Le vêtement aussi devient un instrument de propagande : il est alors (comme l’insigne) à la fois la manifestation publique de l’opinion personnelle et un instrument de propagande par l’invitation à l’imitation ou la menace. Il tend à raviver les effets de la propagande directe. Il y eut deux orientations de cette propagande par le vêtement ; d’un côté l’orientation patriotique révolutionnaire, avec un véritable uniforme de révolutionnaire (…), plus tard paraît l’orientation patriotique militaire (…).

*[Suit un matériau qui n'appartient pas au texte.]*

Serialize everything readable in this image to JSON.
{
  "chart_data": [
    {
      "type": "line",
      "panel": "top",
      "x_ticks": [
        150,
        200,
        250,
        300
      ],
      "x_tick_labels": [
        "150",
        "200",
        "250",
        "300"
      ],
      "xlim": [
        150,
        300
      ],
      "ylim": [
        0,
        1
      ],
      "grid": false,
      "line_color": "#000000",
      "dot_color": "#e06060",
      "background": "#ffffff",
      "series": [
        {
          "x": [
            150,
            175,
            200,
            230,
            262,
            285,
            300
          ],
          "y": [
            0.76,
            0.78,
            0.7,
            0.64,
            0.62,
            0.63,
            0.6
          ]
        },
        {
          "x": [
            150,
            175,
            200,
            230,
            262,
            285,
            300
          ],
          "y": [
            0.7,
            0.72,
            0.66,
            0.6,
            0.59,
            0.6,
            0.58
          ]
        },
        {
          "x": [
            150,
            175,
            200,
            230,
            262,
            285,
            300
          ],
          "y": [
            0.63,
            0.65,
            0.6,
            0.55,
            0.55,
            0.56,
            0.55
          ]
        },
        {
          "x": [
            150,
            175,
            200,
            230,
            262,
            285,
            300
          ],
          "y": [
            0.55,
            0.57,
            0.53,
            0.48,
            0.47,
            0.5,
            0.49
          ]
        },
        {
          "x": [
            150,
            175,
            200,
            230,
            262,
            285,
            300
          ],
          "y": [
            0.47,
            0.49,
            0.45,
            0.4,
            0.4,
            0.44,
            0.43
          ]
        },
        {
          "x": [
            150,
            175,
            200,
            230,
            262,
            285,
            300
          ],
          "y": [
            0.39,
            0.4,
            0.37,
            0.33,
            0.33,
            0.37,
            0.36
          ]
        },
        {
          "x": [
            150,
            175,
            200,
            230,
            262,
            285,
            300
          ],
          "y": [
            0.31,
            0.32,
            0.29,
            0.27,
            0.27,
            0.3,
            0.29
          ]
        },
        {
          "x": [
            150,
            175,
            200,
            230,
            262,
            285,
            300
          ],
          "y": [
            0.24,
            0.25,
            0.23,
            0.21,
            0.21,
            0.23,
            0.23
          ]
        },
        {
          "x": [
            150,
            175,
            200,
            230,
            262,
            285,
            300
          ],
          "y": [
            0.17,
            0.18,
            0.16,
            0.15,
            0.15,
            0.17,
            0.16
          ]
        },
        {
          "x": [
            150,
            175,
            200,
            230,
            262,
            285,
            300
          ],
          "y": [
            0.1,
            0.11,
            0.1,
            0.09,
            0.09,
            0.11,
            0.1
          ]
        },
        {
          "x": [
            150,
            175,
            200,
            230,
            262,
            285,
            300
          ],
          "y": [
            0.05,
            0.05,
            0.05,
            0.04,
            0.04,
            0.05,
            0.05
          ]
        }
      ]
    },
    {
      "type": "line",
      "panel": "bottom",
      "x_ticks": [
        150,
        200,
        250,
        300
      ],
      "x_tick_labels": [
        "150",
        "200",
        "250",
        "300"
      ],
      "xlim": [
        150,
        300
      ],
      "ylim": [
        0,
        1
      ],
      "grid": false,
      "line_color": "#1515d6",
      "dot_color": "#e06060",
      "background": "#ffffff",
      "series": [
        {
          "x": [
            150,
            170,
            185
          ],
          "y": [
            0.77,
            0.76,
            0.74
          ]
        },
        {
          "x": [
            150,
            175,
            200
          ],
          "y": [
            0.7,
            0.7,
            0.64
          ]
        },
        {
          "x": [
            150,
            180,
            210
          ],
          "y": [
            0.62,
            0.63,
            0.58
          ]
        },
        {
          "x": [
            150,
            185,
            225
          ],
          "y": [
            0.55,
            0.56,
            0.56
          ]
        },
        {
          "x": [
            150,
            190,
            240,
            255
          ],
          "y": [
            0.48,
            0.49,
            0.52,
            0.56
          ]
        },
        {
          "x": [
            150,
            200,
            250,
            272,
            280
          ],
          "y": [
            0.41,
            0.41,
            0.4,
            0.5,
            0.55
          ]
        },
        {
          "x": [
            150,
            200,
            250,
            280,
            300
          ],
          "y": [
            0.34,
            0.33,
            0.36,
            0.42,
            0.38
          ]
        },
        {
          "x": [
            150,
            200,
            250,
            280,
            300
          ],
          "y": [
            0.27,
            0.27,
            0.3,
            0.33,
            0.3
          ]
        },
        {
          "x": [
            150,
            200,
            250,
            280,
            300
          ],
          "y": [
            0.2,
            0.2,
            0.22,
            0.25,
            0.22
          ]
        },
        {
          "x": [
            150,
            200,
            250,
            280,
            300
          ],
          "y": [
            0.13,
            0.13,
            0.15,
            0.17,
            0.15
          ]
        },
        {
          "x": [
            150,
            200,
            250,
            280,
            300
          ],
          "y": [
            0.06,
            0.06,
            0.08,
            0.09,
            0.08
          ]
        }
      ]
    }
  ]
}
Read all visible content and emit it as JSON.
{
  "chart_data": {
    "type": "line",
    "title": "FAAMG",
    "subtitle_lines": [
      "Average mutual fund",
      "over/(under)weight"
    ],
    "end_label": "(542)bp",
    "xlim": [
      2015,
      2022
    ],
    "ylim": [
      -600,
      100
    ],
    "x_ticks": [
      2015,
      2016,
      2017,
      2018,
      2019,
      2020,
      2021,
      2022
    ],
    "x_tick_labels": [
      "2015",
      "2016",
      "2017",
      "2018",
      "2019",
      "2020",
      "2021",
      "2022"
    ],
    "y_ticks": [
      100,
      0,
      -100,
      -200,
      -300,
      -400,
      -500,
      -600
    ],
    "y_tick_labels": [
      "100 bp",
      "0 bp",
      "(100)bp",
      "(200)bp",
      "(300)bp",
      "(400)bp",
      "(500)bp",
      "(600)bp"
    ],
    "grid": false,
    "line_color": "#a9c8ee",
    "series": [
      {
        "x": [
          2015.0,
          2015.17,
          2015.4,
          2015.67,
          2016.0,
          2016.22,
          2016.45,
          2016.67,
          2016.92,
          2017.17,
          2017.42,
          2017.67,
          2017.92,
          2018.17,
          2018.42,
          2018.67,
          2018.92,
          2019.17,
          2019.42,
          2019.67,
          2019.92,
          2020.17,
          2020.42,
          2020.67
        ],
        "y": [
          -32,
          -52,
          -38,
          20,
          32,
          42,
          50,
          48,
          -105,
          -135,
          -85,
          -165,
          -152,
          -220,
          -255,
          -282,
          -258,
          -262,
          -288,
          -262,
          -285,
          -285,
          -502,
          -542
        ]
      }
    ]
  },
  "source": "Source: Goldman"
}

  1. La guerre et l’armée. Il ne faut pas négliger la guerre en tant que propagande. Bien entendu la guerre est occasion de propagande, mais la Révolution fera de la guerre un thème et un instrument de propagande. Par l’effet de la guerre, la nation doit être unie contre l’ennemi, à cause du danger commun. On fait alors de la guerre un moyen d’action psychologique sur l’opinion intérieure et une justification des mesures dictatoriales prises par les gouvernements. Ceci sera accompagné par la création de l’armée nationale qui devient un lieu privilégié de propagande. Là encore, comme dans beaucoup d’autres domaines, les révolutionnaires ont senti spontanément ce qui, par la suite, a été souvent vérifié, et même utilisé systématiquement : à savoir que l’individu est plus perméable à la propagande lorsqu’il est incorporé dans une troupe combattante. Cet homme se trouve en effet hors de ses cadres normaux de vie, il est déraciné et sans les protections sociales habituelles contre les influences extérieures. Il est situé dans un autre cadre de référence éthique (il a le devoir de tuer, alors que habituellement cela lui est interdit). Il est au contact avec des étrangers, il est sans relation humaine ancienne (…). Il est en présence constante du danger de mort. Toutes ces conditions font que d’une part il n’a pas de références traditionnelles pour se défendre, et d’autre part il doit s’adapter à une situation absolument neuve : dès lors il est plus facile à conduire, à discipliner, à intégrer dans ce groupe (…).

  2. L’ennemi. Une autre trouvaille des hommes de la Révolution en matière de propagande, a été la découverte de l’usage de l’ennemi. Personne avant eux n’avait vu que la désignation d’un ennemi est un moyen premier de la propagande. En même temps d’ailleurs, ils découvraient les conditions que doit remplir l’ennemi pour être un thème de propagande efficace. La désignation de l’ennemi officiel est le moyen par excellence pour provoquer une « émotion populaire », pour mettre en mouvement la foule et obtenir d’elle une adhésion sur bien d’autres points que le simple combat avec l’ennemi. L’effet de la désignation d’un ennemi à l’opinion publique est triple : la cristallisation d’une opinion publique (…) ; la délivrance du sentiment d’infériorité et d’injustice (la vengeance sur l’ennemi est une catharsis et une affirmation de soi : donc elle déclenche une puissance de la foule presque sans limite) ; la possibilité de compenser certaines difficultés (…) (et par conséquent de détourner sur un tiers la colère ou la revendication qui spontanément se dirigeraient contre le pouvoir).

Toutefois il faut que l’ennemi choisi par le pouvoir et désigné remplisse certaines conditions : il faut que cet ennemi soit assez proche et relativement connu, ne soit pas trop puissant, qu’il soit suffisamment différent du peuple et cependant quelque peu indistinct (…). Il vaut mieux encore que cet ennemi soit, à l’avance, dans l’opinion publique assez suspect et relativement peu aimé.

Les révolutionnaires ont remarquablement utilisé cet élément fondamental de la propagande, en désignant les ordres, le clergé, les émigrés, les chouans, les babouvistes comme ennemis utiles à la propagande.